Brent traded above $85/bbl while WTI remained close to $80/bbl, as analysts warned that any disruption to exports or tanker traffic could push prices towards $100/bbl. Meanwhile, US gasoline prices have already risen to around $3.86 per gallon, with analysts estimating that every $10/bbl increase in crude could add roughly 25 cents per gallon at the pump.

Other updates

Improving supply outlook prompts lower aluminium price forecasts

Improving aluminium supply prospects in the Middle East and higher Chinese production have prompted ING Research and other agencies to lower their aluminium price forecasts. The global aluminium market deficit is now projected at around 1.2 mnt in 2026, compared with an earlier estimate of 1.8 mnt, supported by an additional 0.3 mnt of production expected in the second half of 2026 as Middle Eastern smelters, including Emirates Global Aluminum’s Al Taweelah complex, restore operations.

Meanwhile, China’s aluminium exports rose 16% y-o-y to 630,000 t in May, while primary aluminium output reached a record 3.89 mnt, easing supply concerns.
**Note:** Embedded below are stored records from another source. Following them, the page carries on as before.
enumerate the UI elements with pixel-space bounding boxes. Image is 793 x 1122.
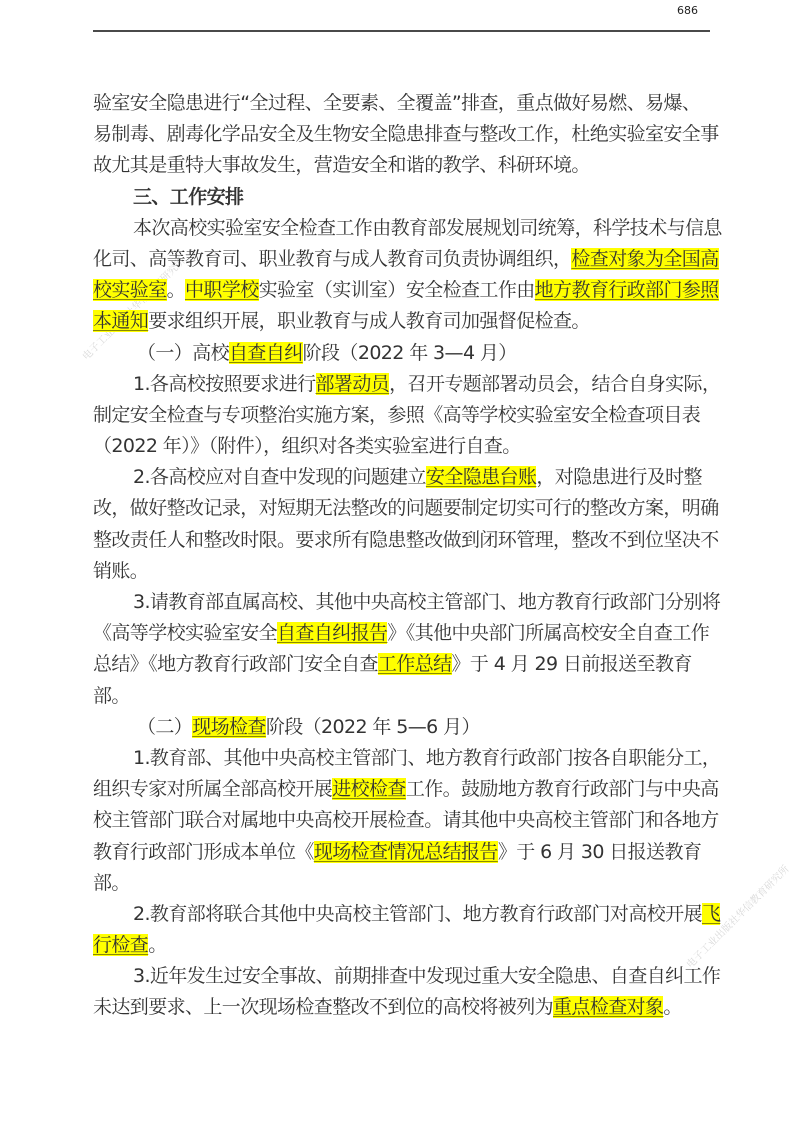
text-line: 易制毒、剧毒化学品安全及生物安全隐患排查与整改工作，杜绝实验室安全事 xyxy=(93,119,713,150)
text-line: 部。 xyxy=(93,681,713,712)
text-segment: 验室安全隐患进行“全过程、全要素、全覆盖”排查，重点做好易燃、易爆、 xyxy=(93,92,700,114)
text-line: （二）现场检查阶段（2022 年 5—6 月） xyxy=(93,712,713,743)
text-segment: ，召开专题部署动员会，结合自身实际， xyxy=(389,373,720,395)
text-line: 制定安全检查与专项整治实施方案，参照《高等学校实验室安全检查项目表 xyxy=(93,400,713,431)
text-line: 3.近年发生过安全事故、前期排查中发现过重大安全隐患、自查自纠工作 xyxy=(93,961,713,992)
highlighted-text: 自查自纠报告 xyxy=(277,622,387,644)
text-line: 未达到要求、上一次现场检查整改不到位的高校将被列为重点检查对象。 xyxy=(93,992,713,1023)
text-line: 部。 xyxy=(93,868,713,899)
text-line: 2.教育部将联合其他中央高校主管部门、地方教育行政部门对高校开展飞 xyxy=(93,899,713,930)
text-segment: 工作。鼓励地方教育行政部门与中央高 xyxy=(406,778,719,800)
text-segment: 》于 6 月 30 日报送教育 xyxy=(498,841,701,863)
text-segment: 本次高校实验室安全检查工作由教育部发展规划司统筹，科学技术与信息 xyxy=(133,217,722,239)
highlighted-text: 部署动员 xyxy=(316,373,390,395)
text-segment: 总结》《地方教育行政部门安全自查 xyxy=(93,653,378,675)
text-line: 销账。 xyxy=(93,556,713,587)
page-number: 686 xyxy=(677,4,698,17)
text-segment: （2022 年）》（附件），组织对各类实验室进行自查。 xyxy=(93,435,521,457)
text-segment: 三、工作安排 xyxy=(133,186,243,208)
text-segment: 故尤其是重特大事故发生，营造安全和谐的教学、科研环境。 xyxy=(93,154,590,176)
highlighted-text: 重点检查对象 xyxy=(553,996,663,1018)
text-segment: 。 xyxy=(167,279,185,301)
text-segment: 3.请教育部直属高校、其他中央高校主管部门、地方教育行政部门分别将 xyxy=(133,591,720,613)
highlighted-text: 校实验室 xyxy=(93,279,167,301)
text-segment: 2.各高校应对自查中发现的问题建立 xyxy=(133,466,426,488)
highlighted-text: 工作总结 xyxy=(378,653,452,675)
text-segment: 教育行政部门形成本单位《 xyxy=(93,841,314,863)
highlighted-text: 地方教育行政部门参照 xyxy=(535,279,719,301)
text-line: 改，做好整改记录，对短期无法整改的问题要制定切实可行的整改方案，明确 xyxy=(93,493,713,524)
highlighted-text: 中职学校 xyxy=(185,279,259,301)
text-segment: 整改责任人和整改时限。要求所有隐患整改做到闭环管理，整改不到位坚决不 xyxy=(93,529,719,551)
highlighted-text: 本通知 xyxy=(93,310,148,332)
text-line: 教育行政部门形成本单位《现场检查情况总结报告》于 6 月 30 日报送教育 xyxy=(93,837,713,868)
text-line: 行检查。 xyxy=(93,930,713,961)
text-line: 校主管部门联合对属地中央高校开展检查。请其他中央高校主管部门和各地方 xyxy=(93,805,713,836)
document-body: 验室安全隐患进行“全过程、全要素、全覆盖”排查，重点做好易燃、易爆、易制毒、剧毒… xyxy=(93,88,713,1024)
text-segment: 3.近年发生过安全事故、前期排查中发现过重大安全隐患、自查自纠工作 xyxy=(133,965,720,987)
text-segment: 1.各高校按照要求进行 xyxy=(133,373,316,395)
text-line: （一）高校自查自纠阶段（2022 年 3—4 月） xyxy=(93,338,713,369)
text-segment: 。 xyxy=(148,934,166,956)
text-segment: （二） xyxy=(137,716,192,738)
highlighted-text: 自查自纠 xyxy=(229,342,303,364)
text-segment: 阶段（2022 年 5—6 月） xyxy=(266,716,480,738)
text-segment: ，对隐患进行及时整 xyxy=(536,466,702,488)
text-line: 整改责任人和整改时限。要求所有隐患整改做到闭环管理，整改不到位坚决不 xyxy=(93,525,713,556)
text-line: 故尤其是重特大事故发生，营造安全和谐的教学、科研环境。 xyxy=(93,150,713,181)
text-segment: 制定安全检查与专项整治实施方案，参照《高等学校实验室安全检查项目表 xyxy=(93,404,700,426)
highlighted-text: 现场检查 xyxy=(192,716,266,738)
text-line: 1.各高校按照要求进行部署动员，召开专题部署动员会，结合自身实际， xyxy=(93,369,713,400)
text-segment: 要求组织开展，职业教育与成人教育司加强督促检查。 xyxy=(148,310,590,332)
text-segment: 组织专家对所属全部高校开展 xyxy=(93,778,332,800)
highlighted-text: 安全隐患台账 xyxy=(426,466,536,488)
text-line: 本通知要求组织开展，职业教育与成人教育司加强督促检查。 xyxy=(93,306,713,337)
text-segment: 校主管部门联合对属地中央高校开展检查。请其他中央高校主管部门和各地方 xyxy=(93,809,719,831)
text-segment: 改，做好整改记录，对短期无法整改的问题要制定切实可行的整改方案，明确 xyxy=(93,497,719,519)
text-line: 2.各高校应对自查中发现的问题建立安全隐患台账，对隐患进行及时整 xyxy=(93,462,713,493)
section-heading: 三、工作安排 xyxy=(93,182,713,213)
text-segment: 实验室（实训室）安全检查工作由 xyxy=(259,279,535,301)
text-line: 本次高校实验室安全检查工作由教育部发展规划司统筹，科学技术与信息 xyxy=(93,213,713,244)
text-segment: 易制毒、剧毒化学品安全及生物安全隐患排查与整改工作，杜绝实验室安全事 xyxy=(93,123,719,145)
text-segment: 阶段（2022 年 3—4 月） xyxy=(303,342,517,364)
text-segment: 部。 xyxy=(93,685,130,707)
text-line: 《高等学校实验室安全自查自纠报告》《其他中央部门所属高校安全自查工作 xyxy=(93,618,713,649)
text-segment: 销账。 xyxy=(93,560,148,582)
text-line: 3.请教育部直属高校、其他中央高校主管部门、地方教育行政部门分别将 xyxy=(93,587,713,618)
highlighted-text: 行检查 xyxy=(93,934,148,956)
highlighted-text: 检查对象为全国高 xyxy=(571,248,718,270)
text-segment: 1.教育部、其他中央高校主管部门、地方教育行政部门按各自职能分工， xyxy=(133,747,720,769)
text-line: 1.教育部、其他中央高校主管部门、地方教育行政部门按各自职能分工， xyxy=(93,743,713,774)
text-segment: 》于 4 月 29 日前报送至教育 xyxy=(452,653,692,675)
text-line: 验室安全隐患进行“全过程、全要素、全覆盖”排查，重点做好易燃、易爆、 xyxy=(93,88,713,119)
text-segment: 部。 xyxy=(93,872,130,894)
text-line: 总结》《地方教育行政部门安全自查工作总结》于 4 月 29 日前报送至教育 xyxy=(93,649,713,680)
highlighted-text: 进校检查 xyxy=(332,778,406,800)
highlighted-text: 飞 xyxy=(702,903,720,925)
text-segment: 。 xyxy=(663,996,681,1018)
text-line: 化司、高等教育司、职业教育与成人教育司负责协调组织，检查对象为全国高 xyxy=(93,244,713,275)
text-segment: 未达到要求、上一次现场检查整改不到位的高校将被列为 xyxy=(93,996,553,1018)
text-segment: 2.教育部将联合其他中央高校主管部门、地方教育行政部门对高校开展 xyxy=(133,903,702,925)
highlighted-text: 现场检查情况总结报告 xyxy=(314,841,498,863)
text-segment: 》《其他中央部门所属高校安全自查工作 xyxy=(387,622,709,644)
header-rule xyxy=(93,30,710,32)
text-line: （2022 年）》（附件），组织对各类实验室进行自查。 xyxy=(93,431,713,462)
text-segment: 《高等学校实验室安全 xyxy=(93,622,277,644)
text-segment: 化司、高等教育司、职业教育与成人教育司负责协调组织， xyxy=(93,248,571,270)
text-line: 组织专家对所属全部高校开展进校检查工作。鼓励地方教育行政部门与中央高 xyxy=(93,774,713,805)
text-segment: （一）高校 xyxy=(137,342,229,364)
text-line: 校实验室。中职学校实验室（实训室）安全检查工作由地方教育行政部门参照 xyxy=(93,275,713,306)
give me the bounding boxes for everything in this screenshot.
Despite the improved supply outlook, the market is expected to remain in deficit through 2026, with balanced fundamentals likely to support prices over the longer term.

Aluminium correction seen as buying opportunity for producers

The recent correction in aluminium prices may emerge as a potential accumulation opportunity for leading Indian producers, including Vedanta Aluminium, Hindalco and NALCO. LME aluminium prices had surged nearly 25% between January and June 2026, reaching an intraday high of around $3,752/t, before correcting in July as supply concerns eased. Despite the pullback, long-term fundamentals remain supportive, driven by rising demand from electric vehicles, renewable energy, power transmission and infrastructure.